N’ayez pas peur de vous ouvrir aux horizons de l’esprit et si vous recevez le don de la foi – parce que la foi est un don – n’ayez pas peur de vous ouvrir à la rencontre avec le Christ et d’approfondir la relation avec lui. La foi ne limite jamais le domaine de la raison, mais elle l’ouvre à une vision intégrale de l’homme et de la réalité, préservant du danger de réduire la personne à du « matériel humain ». Avec Jésus, les difficultés ne disparaissent pas mais s’affrontent différemment, sans peur, sans se mentir à soi ni aux autres ; elle s’affrontent avec la lumière et la force qui viennent de lui. Et on peut devenir, comme l’a dit Riccardo, des « acteurs de la charité intellectuelle » à partir de l’université elle-même, pour qu’elle soit un lieu de formation à la « sagesse » dans le sens le plus plein du terme, d’éducation intégrale de la personne. Dans cette perspective, l’université offre sa contribution particulière et indispensable au renouveau de la société.
Et l’université peut aussi être le lieu où s’élabore la culture de la rencontre et de l’accueil des personnes de traditions culturelles et de religions différentes. Nour, qui vient de Syrie, a fait référence à la « peur » de l’occidental par rapport à l’étranger en ce qu’il pourrait « menacer la culture chrétienne de l’Europe ». À part le fait que la première menace contre la culture chrétienne de l’Europe vient justement de l’intérieur de l’Europe, la fermeture sur soi ou dans sa propre culture n’est jamais la voie pour redonner espérance et œuvrer pour un renouveau social et culturel. Une culture se consolide dans l’ouverture et dans la confrontation avec les autres cultures, pourvu qu’elle ait une conscience claire et mûre de ses propres principes et valeurs. J’encourage donc les enseignants et les étudiants à vivre l’université comme le lieu d’un vrai dialogue, qui n’aplatit pas les différences et ne les exaspère pas non plus, mais qui ouvre à une confrontation constructive. Nous sommes appelés à comprendre et à apprécier les valeurs de l’autre en dépassant les tentations de l’indifférence et de la peur. N’ayez jamais peur de la rencontre, du dialogue et de la confrontation.

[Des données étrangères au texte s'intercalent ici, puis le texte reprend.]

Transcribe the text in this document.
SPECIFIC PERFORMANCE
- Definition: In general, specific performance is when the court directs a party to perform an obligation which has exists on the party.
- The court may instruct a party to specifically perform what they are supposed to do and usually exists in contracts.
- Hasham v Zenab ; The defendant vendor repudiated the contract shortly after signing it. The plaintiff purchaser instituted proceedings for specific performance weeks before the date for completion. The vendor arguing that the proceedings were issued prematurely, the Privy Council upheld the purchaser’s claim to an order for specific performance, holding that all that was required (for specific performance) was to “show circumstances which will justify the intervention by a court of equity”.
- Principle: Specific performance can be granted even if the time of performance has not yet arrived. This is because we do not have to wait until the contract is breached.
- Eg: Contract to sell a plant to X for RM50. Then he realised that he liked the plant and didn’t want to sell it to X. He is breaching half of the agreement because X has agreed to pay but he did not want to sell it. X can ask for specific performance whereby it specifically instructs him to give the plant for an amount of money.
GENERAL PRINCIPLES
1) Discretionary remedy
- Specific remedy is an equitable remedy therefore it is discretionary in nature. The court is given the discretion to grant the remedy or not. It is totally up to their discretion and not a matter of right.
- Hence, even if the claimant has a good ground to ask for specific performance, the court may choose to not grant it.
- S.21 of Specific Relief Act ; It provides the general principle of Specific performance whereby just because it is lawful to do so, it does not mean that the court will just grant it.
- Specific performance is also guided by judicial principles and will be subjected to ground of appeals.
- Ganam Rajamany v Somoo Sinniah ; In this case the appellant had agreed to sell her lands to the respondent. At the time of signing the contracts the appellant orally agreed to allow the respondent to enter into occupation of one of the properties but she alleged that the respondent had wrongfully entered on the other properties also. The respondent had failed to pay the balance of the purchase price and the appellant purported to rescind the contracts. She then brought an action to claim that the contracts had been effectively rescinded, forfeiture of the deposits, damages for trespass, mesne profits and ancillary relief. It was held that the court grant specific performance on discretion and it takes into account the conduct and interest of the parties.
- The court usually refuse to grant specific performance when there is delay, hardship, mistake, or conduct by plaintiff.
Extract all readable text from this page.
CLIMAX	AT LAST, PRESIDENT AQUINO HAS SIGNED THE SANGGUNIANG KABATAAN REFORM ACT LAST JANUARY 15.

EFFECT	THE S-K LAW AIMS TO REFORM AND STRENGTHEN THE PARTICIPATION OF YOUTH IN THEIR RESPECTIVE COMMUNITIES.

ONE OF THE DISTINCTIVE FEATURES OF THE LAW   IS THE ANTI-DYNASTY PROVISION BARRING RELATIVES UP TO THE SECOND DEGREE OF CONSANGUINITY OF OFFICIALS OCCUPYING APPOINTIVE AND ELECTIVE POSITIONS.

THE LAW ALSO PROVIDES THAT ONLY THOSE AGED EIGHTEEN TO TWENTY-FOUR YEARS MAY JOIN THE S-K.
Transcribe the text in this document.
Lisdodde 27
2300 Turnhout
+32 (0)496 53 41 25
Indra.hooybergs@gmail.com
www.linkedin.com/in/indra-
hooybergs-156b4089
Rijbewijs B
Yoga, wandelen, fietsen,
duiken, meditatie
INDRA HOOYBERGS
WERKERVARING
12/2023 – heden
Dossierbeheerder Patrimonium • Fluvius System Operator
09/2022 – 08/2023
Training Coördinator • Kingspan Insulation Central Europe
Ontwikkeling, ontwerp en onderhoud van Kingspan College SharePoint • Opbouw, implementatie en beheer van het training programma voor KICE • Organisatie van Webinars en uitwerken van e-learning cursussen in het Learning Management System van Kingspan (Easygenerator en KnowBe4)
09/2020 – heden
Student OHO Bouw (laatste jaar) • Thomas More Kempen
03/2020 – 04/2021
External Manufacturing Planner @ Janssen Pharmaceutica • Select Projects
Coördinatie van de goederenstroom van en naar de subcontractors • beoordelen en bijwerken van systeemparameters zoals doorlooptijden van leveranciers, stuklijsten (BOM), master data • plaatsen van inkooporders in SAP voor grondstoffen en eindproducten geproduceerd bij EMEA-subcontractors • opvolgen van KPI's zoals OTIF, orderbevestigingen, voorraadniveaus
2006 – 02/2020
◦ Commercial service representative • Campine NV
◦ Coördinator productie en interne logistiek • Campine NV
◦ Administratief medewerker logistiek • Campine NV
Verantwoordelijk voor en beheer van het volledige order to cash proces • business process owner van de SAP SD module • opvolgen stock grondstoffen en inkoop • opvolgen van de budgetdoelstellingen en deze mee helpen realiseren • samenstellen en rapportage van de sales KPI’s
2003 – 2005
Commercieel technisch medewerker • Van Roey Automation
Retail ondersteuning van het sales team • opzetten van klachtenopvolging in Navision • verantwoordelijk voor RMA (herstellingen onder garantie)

Tout en avançant sur votre parcours d’enseignement et d’études à l’université, essayez de vous interroger : ma forme d’esprit est-elle en train de devenir plus individualiste ou plus solidaire ? Si elle est plus solidaire, c’est bon signe, parce que vous irez à contre-courant mais dans l’unique direction qui a un avenir et qui donne un avenir. La solidarité, non pas proclamée en paroles mais vécue concrètement, génère la paix et l’espérance pour chaque pays et pour le monde entier. Et vous, parce que vous travaillez et étudiez à l’université, vous avez la responsabilité de laisser une bonne empreinte dans l’histoire.
Je vous remercie de tout cœur pour cette rencontre et pour votre attention. Que l’espérance soit la lumière qui éclaire toujours vos études et votre engagement. Sur chacun de vous et sur vos familles, j’invoque la bénédiction du Seigneur.